Andy Warhol’s print Flowers (F. & S. II.64) from his iconic Flowers series (1970) is an iteration of the artist’s famous flower motif, showing four hibiscus flowers against a pattern of grass and undergrowth. Using vivid hues of blue, pink, purple and green, Warhol deliberately rotates and misaligns the screen print ink that overlays the original photographic image. In doing this Warhol reveals the screen printing process that comes with its own imperfections, proving that there is in fact originality in repetition.
Flowers (F. & S. II.64) has more of a painterly quality when compared to other prints in the series, due to the way Warhol has misaligned the ink from the image underneath. The abstract nature of the series comes to the fore with this print, as Warhol uses the screen print method to create blots and splashes of colour that float on the image surface, thus mocking grand and gestural marks of the Abstract Expressionists. Warhol combines the concept of the mass-produced with the idea of human error and spontaneity to put into question the ideals of this movement that preceded him.
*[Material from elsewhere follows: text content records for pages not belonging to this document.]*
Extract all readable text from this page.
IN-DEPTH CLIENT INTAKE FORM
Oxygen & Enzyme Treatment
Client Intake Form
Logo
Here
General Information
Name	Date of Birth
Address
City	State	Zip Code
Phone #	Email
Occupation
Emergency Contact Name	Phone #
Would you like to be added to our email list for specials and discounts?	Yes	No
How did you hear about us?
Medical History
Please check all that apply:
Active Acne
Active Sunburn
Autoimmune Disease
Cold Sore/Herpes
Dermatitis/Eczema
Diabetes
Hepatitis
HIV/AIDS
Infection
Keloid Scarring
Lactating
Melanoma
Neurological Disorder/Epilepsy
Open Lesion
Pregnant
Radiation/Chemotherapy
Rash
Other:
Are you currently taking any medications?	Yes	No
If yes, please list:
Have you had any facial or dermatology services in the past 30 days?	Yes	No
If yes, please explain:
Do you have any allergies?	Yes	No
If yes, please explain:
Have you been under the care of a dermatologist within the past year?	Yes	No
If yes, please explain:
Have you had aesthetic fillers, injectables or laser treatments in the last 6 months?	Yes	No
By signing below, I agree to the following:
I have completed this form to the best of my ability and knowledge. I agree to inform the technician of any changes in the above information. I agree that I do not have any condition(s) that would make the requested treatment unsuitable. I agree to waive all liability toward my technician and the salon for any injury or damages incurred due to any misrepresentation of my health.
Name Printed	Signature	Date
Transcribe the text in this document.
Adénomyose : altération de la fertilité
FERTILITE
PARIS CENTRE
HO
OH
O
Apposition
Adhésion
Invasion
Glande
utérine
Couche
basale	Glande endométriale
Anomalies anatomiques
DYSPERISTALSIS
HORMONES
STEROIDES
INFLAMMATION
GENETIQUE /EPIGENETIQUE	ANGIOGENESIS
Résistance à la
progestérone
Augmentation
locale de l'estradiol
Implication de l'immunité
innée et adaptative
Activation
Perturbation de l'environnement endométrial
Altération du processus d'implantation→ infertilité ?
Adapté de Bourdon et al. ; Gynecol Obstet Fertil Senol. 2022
Reminiscent of the traditional art historical genre of flower painting, in particular Impressionist works such as Claude Monet’s Waterlilies, Warhol chooses to turn art history on its head by reproducing a magazine image in a ‘machine-like’ manner. Consciously banal and synthetic, he rejects hierarchical compositions in favour of flattened perspective and abolishes complex colour harmonies for monochrome planes of flat colour and artificially bright ink.